Emmert column: Summing up five years of columns
Today marks my 116th fitness column for the Post-Bulletin. I penned the first one back on September 15, 2008, five and a half years ago.
Today also marks my final regularly scheduled column for the P-B. Thank you to the P-B for the opportunity, Craig Swalboski, sports editor for your support and to you, the readers, who have approached me throughout the community to tell me how much you have enjoyed my writing.
It has been a fun and very rewarding ride. I have had the opportunity to meet and share with you some wonderful stories of individuals who have used physical activity to improve their lives. They were profiles of individuals who discovered the "magic pill" either through adversity or through their own focus and determination to take control of their physical health.
Today's column will summarize some of my points that I have written over the years.
Many resources and activities
I've been able to share with you the different resources and programs in the Rochester community to help you find that physical activity or activities that you really enjoy. We are blessed in this community to have so many opportunities to engage in physical activity. Those opportunities range from fitness clubs to parks to bike trails to 5 Ks to 10 Ks and beyond.
There is no shortage of activities to get you moving. It's only a matter of weeks now before the world begins to turn green and we all crawl out of our winter caves. Remember the components for success with physical activity; 1. find an activity that you enjoy, 2. find a support system, friends, family or a strategy to hold yourself accountable, and 3. stay consistent.
I have written many times that increased physical activity can benefit you in so many ways. Improved fitness will decrease stress, blood pressure, improve heart health, improve muscle and bone strength, and help you to manage your body weight.
You have the choice to be responsible for your physical health. Unfortunately, too many times we don't appreciate our health until it is taken from us. Don't wait for that to happen. Be proactive. We never hear about the heart attack or stroke that didn't happen.
Athletes, it's that time of the year to put your summer schedule together and decide what you are going to do to become a better player. Were you satisfied with your performance and/or your playing time? If not, what are you going to do to improve your performance? Off-season training includes strength training, speed, agility, and quickness and skills development. Once again, we are blessed in this area to have so many options for programs.
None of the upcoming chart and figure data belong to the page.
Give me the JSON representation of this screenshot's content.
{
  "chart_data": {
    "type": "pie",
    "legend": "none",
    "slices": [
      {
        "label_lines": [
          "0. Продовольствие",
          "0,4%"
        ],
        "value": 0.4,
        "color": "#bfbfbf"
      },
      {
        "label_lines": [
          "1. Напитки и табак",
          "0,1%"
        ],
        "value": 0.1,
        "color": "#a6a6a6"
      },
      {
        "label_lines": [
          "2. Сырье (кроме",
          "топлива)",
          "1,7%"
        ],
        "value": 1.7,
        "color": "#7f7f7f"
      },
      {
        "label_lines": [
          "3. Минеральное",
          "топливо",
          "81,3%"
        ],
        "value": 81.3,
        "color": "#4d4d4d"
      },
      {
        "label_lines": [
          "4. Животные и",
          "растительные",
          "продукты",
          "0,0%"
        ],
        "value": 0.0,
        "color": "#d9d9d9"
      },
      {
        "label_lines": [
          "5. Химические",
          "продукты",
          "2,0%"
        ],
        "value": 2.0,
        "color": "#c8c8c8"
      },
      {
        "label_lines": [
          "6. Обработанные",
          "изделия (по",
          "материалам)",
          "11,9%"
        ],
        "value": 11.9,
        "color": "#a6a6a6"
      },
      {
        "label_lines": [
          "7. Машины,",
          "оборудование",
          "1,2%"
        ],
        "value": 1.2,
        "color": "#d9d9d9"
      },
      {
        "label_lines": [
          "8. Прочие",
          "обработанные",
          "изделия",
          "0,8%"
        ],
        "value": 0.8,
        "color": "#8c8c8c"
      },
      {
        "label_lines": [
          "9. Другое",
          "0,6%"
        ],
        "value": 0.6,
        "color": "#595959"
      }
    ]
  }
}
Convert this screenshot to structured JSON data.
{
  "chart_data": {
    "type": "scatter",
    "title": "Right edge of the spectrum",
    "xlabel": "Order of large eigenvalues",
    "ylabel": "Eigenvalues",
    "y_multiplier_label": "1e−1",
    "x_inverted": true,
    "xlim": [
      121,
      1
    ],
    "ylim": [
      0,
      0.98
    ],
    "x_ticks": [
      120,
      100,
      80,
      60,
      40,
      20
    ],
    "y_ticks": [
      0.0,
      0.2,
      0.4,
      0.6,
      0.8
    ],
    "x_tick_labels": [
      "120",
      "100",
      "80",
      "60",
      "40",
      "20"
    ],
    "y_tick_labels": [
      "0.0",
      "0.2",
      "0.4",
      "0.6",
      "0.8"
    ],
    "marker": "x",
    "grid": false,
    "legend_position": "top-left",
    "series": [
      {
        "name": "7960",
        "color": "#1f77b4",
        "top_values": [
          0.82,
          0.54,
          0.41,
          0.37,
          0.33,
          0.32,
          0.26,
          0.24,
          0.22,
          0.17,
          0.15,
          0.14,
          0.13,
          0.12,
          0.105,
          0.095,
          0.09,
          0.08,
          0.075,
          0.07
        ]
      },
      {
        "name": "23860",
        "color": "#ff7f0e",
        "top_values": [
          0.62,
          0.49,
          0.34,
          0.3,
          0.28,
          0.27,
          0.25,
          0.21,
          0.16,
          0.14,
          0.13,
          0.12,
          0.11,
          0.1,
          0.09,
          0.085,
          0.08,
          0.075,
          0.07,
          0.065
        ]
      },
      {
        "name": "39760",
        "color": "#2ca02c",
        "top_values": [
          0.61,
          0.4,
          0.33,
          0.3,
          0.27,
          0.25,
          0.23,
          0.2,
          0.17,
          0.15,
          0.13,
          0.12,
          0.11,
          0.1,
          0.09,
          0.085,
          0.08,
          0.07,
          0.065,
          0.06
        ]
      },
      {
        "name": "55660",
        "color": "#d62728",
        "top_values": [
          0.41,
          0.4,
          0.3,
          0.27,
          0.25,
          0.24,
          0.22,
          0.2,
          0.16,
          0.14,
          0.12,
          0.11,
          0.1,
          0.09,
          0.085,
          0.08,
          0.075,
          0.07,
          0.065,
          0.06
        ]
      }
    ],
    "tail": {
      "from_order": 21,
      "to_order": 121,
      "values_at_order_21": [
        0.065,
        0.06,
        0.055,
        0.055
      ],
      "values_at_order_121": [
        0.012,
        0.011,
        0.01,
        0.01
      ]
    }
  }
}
An athlete who prepares his or her self physically for their respective sport(s) can decrease the risk of injury significantly. It's your responsibility to report on the first day in the best possible physical condition you can be in for your respective sport. It's your responsibility to play fair and follow the team/school policies. It's your responsibility to refrain from tobacco, alcohol, and other illegal drugs use. It's your responsibility to support your teammates through the wins and the losses. In team sports, it's a team win and a team loss.
No one athlete can do it solely alone.
Coaches, youth through high school, it's your responsibility to teach the game to your athletes. It's your responsibility to communicate clearly to your athletes your expectations. It's your responsibility to be honest and follow through on what you said you would do.
It's not always about the wins and losses. If your athletes had fun and want to play again next year, consider it a successful season.
Parents, it's your responsibility to support your athlete(s) and their team(s). It's their game, not yours. All communication to the coach should go through the athlete. Coaches do want to win and they do want to do what is best for the team. Be realistic. It is only a game. Very few high school athletes have the opportunity to play at the collegiate level. Enjoy their high school years.
As I close out this column, it's time for me to pursue some other writing projects that I have put off over the years. I hope to submit quality pieces to the P-B in the future for publication, but for now, it's time to dust off the ole bike and get her ready for another upcoming season of riding.
I'll see you on the bike trails. Stay safe, keep moving, and stay healthy.